"Jamison," the young lady said, her tones clear and calm, looking the man straight in the eyes, "your master has been obliged to leave Wales suddenly, and will not return. You may spend the night in packing up. To-morrow, by the earliest train, I return to Cheshire."
"Yes, me lady."
Not a muscle of Jamison's face moved—not a vestige of surprise or any other earthly emotion was visible in his smooth-shaven face. If she had said, "To-morrow by the earliest train I shall take a trip to the moon," Mr. Jamison would have bowed and said, "Yes, me lady," in precisely the same tone.
"Is dinner served?" his young mistress asked, looking at her watch.
"If not, serve immediately. I shall be there in two minutes."
She kept her word. With that light in her eyes, that pale composure on her face, she swept into the dining-room, and took her place at the glittering table. Jamison waited upon her—watching her, of course, as a cat a mouse.
"She took her soup and fish, her slice of pheasant and her jelly, I do assure you, just the same as hever, Hemily," he related afterward to the lady's maid; "but her face was whiter than the tablecloth, and her eyes had a look in them I'd rather master would face than me.

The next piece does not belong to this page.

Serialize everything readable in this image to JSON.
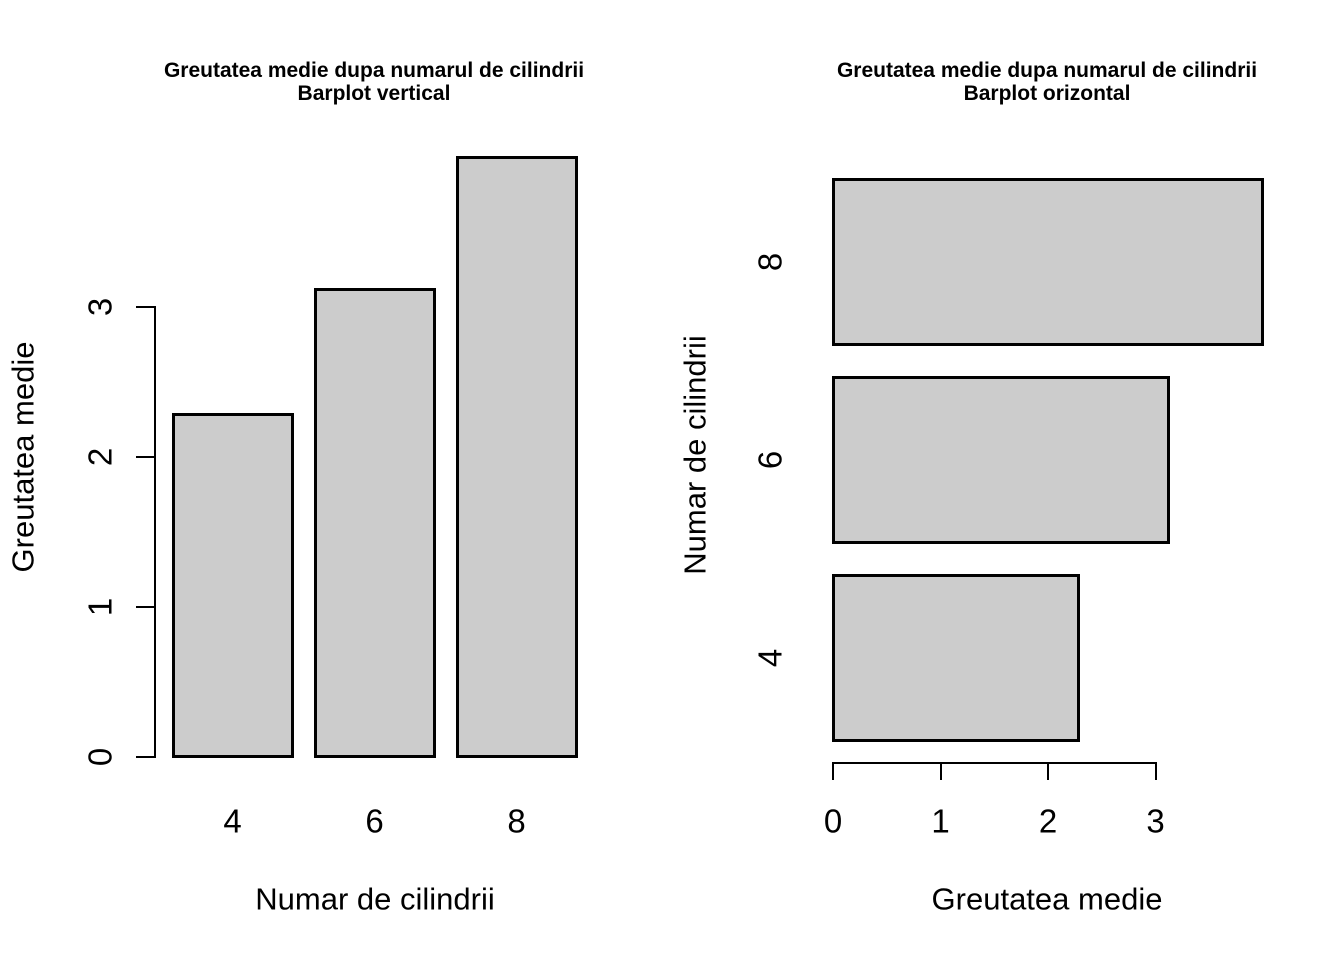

She's one of the 'igh-stepping sort, depend upon it, and quiet as she takes it now, there'll be the deuce and all to pay one of these days."
She rose at last and went back to the drawing-room. How brilliantly the moon shone on the sleeping sea; how fantastic the town and castle looked in the romantic light. She stood by the window long, looking out. No thought of sympathy for him—of trying to find him out on the morrow—entered her mind. He had deserted her; sane or mad, that was enough for the present to know.
She took out a purse, that fairies and gold dollars alone might have entered, and looked at its contents. By sheer good luck and chance, it contained three or four sovereigns—more than sufficient for the return journey. To-morrow morning she would go back to Powyss Place and tell Lady Helena; after that—
Her thoughts broke—to-night she could not look beyond. The misery, the shame, the horrible scandal, the loneliness, the whole wreck of life that was to come, she could not feel as yet. She knew what she would do to-morrow—after that all was a blank.
What a lovely night it was! What were they doing at home? What was Trixy about just now? What was—Charley? She had made up her mind never to think of Charley more. His face rose vividly before her now in the moonrays, pale, stern, contemptuous. "Oh!" she passionately thought, "how he must scorn, how he must despise me!" "Whatever comes," he had said to her that rainy morning at Sandypoint; "whatever the new life brings, you are never to blame me!" How long ago that rainy morning seemed now. What an eternity since that other night in the snow. If she had only died beside him that night—the clear, white, painless death—unspotted from the world! If she had only died that night!